Spoiler alert! If you don’t want to know the whole plot, then scroll straight to the rating at the bottom of the page.
In 1844, a satirical historical novel by William Makepeace Thackeray entitled The Luck of Barry Lyndon was published in Fraser’s Magazine, later republished in 1852 under the title The Memoirs of Barry Lynton Esquire, By Himself. If you haven’t read the novel, you might have come across Stanley Kubrick’s 1975 film of the book starring Ryan O’Neill.
Thackeray’s novel is a rags-to-riches-to-rags tale set in the 1700s. Fifteen-year-old Redmond Barry lives with his mother in rural Ireland. He falls in love with his older cousin but she’s in love with someone else. Thinking he’s killed his love-rival in a duel, Barry flees abroad. He serves for a time in the army, before reinventing himself as a successful gambler and man of fashion. He marries a rich, English widow, the Countess of Lyndon, whose name he takes and with whom he has a son, Bryan. He burns through the Countess’s fortune, including on immense construction projects to remodel the family estate, and mistreats the son of her first marriage, Viscount Bullingdon, while indulging Bryan – until Bryan is killed in a tragic horse-riding accident. When the Countess dies, Viscount Bullingdon (now grown up), disowns his stepfather, and Barry is left penniless.
Now…say you wanted to update Thackeray’s story, how would you go about it? Well, an obvious place to start would be to set it in our time; then presumably you’d change the protagonist’s name and possibly his nationality. Our fifteen-year-old “hero” could be Eastern European, say Hungarian, a lad called, oh, I don’t know, how about Istvan? Seduction by an older woman would still works now, but a cousin? No-one would turn a hair. A neighbour would be better. A married neighbour because that means there would be an available husband for our “hero” to kill. Not a duel, though, clearly, and nothing too brutal, or we’d lose sympathy. A scuffle on the landing and a fall down the stairs should do the trick.
Army? Yes, keep that in. (But has the husband’s death been dispensed with too cleanly for the here and now? We could always “jump” through time and give it out that Istvan served time in a young offenders’ institution between chapters 1 and 2). And his reinvention can’t be through gambling. So just how would a young man who knows how to take care of himself get access to the super-rich nowadays? Perhaps door work at a club, then close protection work, then personal security guard and driver, working his way up the food chain.
After that, the rest can stay more or less as Thackeray plotted it. Marry rich widow, have a son, burn through money on immense construction projects (post-marriage he can be a property developer), mistreat the step-son, son dies in a tragic accident, wife dies, step-son disowns him, Istvan left penniless.
Voila! Now all you need is a title.

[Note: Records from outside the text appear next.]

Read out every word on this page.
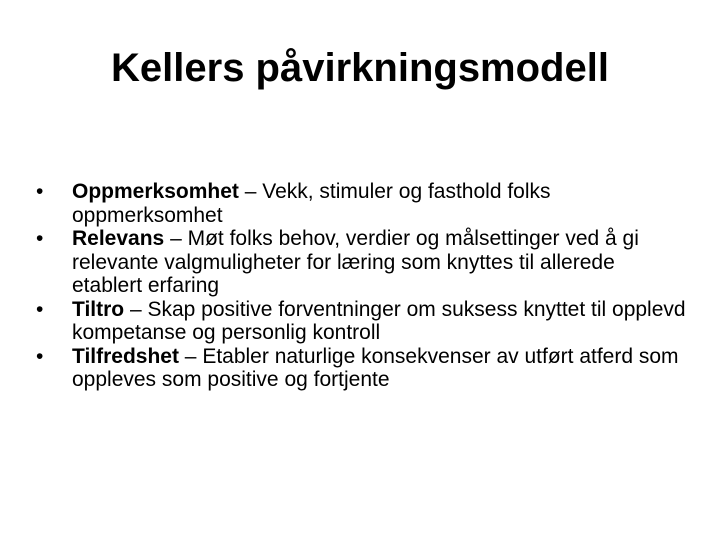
Kellers påvirkningsmodell
•	Oppmerksomhet – Vekk, stimuler og fasthold folks oppmerksomhet
•	Relevans – Møt folks behov, verdier og målsettinger ved å gi relevante valgmuligheter for læring som knyttes til allerede etablert erfaring
•	Tiltro – Skap positive forventninger om suksess knyttet til opplevd kompetanse og personlig kontroll
•	Tilfredshet – Etabler naturlige konsekvenser av utført atferd som oppleves som positive og fortjente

Something suggestive of the seductive power of money, how lust can be exploited to get it, and how blood-line is everything…but it needs to be snappy and have a slightly brutal vibe. How about Flesh?
Ok, ok. I’m not saying David Szalay has done anything wrong. A novel is more than its plot. Szalay isn’t the first novelist to “borrow” ideas from a preceding work and he won’t be the last. This isn’t plagiarism. (I also have in mind a famous saying from the poet T.S. Eliot that ‘immature poets imitate, mature poets steal; bad poets deface what they take, and good poets make it into something better, or at least something different.’).

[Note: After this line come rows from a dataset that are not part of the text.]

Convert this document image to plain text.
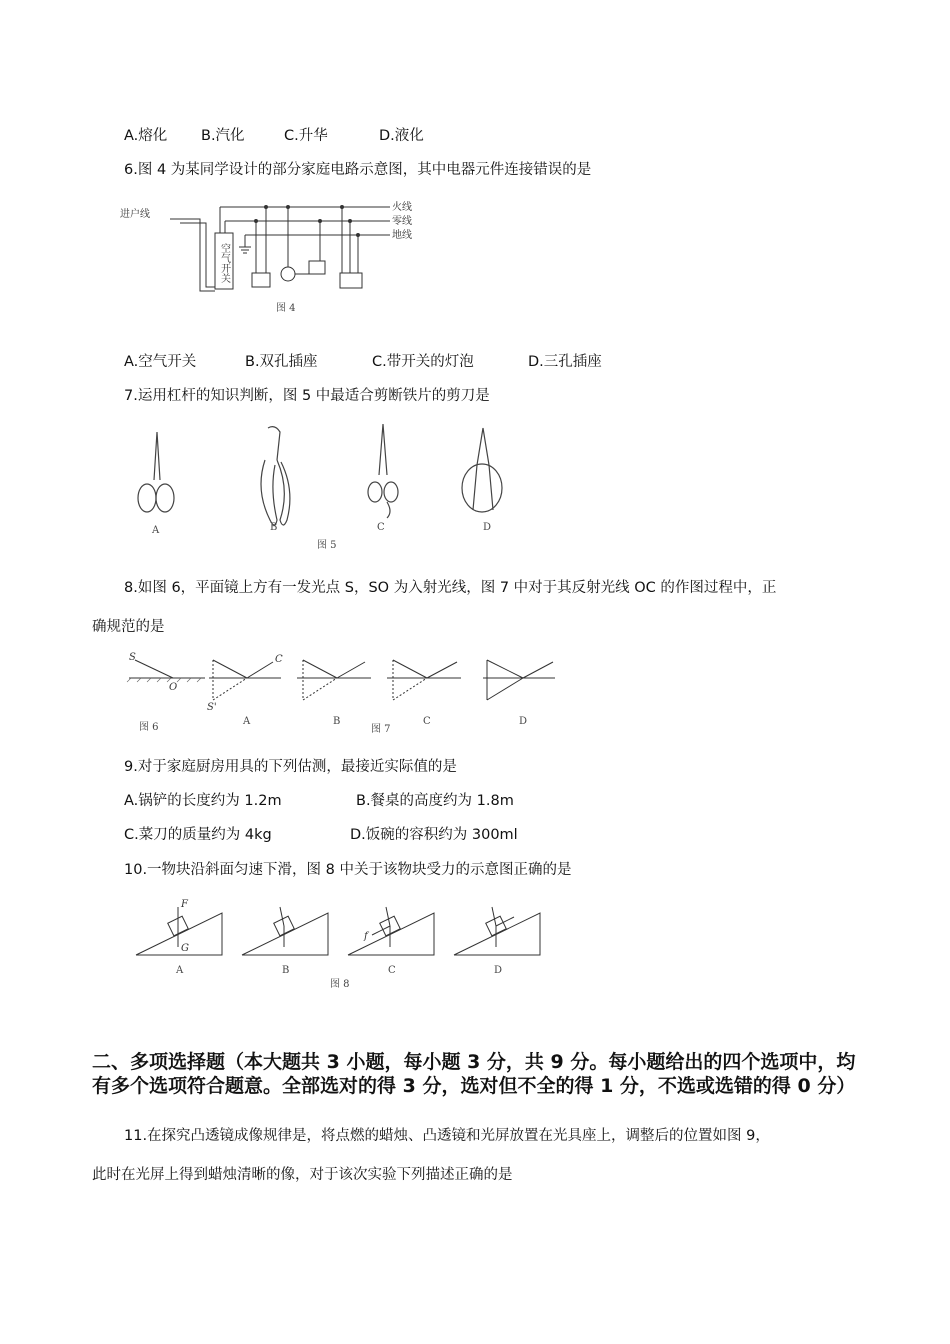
A.熔化 B.汽化	C.升华	D.液化
6.图 4 为某同学设计的部分家庭电路示意图，其中电器元件连接错误的是
进户线
火线
零线
地线
空气开关
图 4
A.空气开关	B.双孔插座	C.带开关的灯泡	D.三孔插座
7.运用杠杆的知识判断，图 5 中最适合剪断铁片的剪刀是
A	B	C	D
图 5
8.如图 6，平面镜上方有一发光点 S，SO 为入射光线，图 7 中对于其反射光线 OC 的作图过程中，正
确规范的是
S
O
S'
C
图 6
A	B	C	D
图 7
9.对于家庭厨房用具的下列估测，最接近实际值的是
A.锅铲的长度约为 1.2m	B.餐桌的高度约为 1.8m
C.菜刀的质量约为 4kg	D.饭碗的容积约为 300ml
10.一物块沿斜面匀速下滑，图 8 中关于该物块受力的示意图正确的是
F
G
f
A	B	C	D
图 8
二、多项选择题（本大题共 3 小题，每小题 3 分，共 9 分。每小题给出的四个选项中，均有多个选项符合题意。全部选对的得 3 分，选对但不全的得 1 分，不选或选错的得 0 分）
11.在探究凸透镜成像规律是，将点燃的蜡烛、凸透镜和光屏放置在光具座上，调整后的位置如图 9，
此时在光屏上得到蜡烛清晰的像，对于该次实验下列描述正确的是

But the plot of Flesh so closely mirrors that of Barry Lyndon, I would have expected the debt to Thackeray to be formally acknowledged in Szalay’s novel. It isn’t, in my copy at least. Nor (at the time of writing) is it mentioned anywhere on the Booker Prize website that I can see – Flesh won the 2025 Booker Prize – not even on the feature page “Eight Booker Prize–nominated novels that were inspired by other books” (published July 2025); nor did Szalay mention Thackeray in interviews with the Guardian in February 2025 or the Bookseller in January 2025.
Even more bizarrely, in BBC Radio Scotland’s Take Four Books broadcast on 23 March 2025, Szalay names the three books that inspired Flesh as: Ultraluminous by Katherine Faw (2017) for the voice, Jacob’s Room by Virginia Woolf (1922) for the structure, and Lord Jim by Joseph Conrad (1900) for the plot. The plot? Seriously? And all those interviewers – have they not read Barry Lyndon or were they too polite to ask about such a blatant plot-lift?
Read Flesh by all means. But remember, it was William Thackeray’s story first.
Rating: * Not for me (but worth a try).
PS If you haven’t seen Kubrick’s film version of Barry Lyndon, it’s worth checking out. It’s long (a little over three hours) but regularly appears in lists of best-ever films – and arguably Ryan O’Neal gives the performance of his career as the handsome, scheming, manipulative Barry.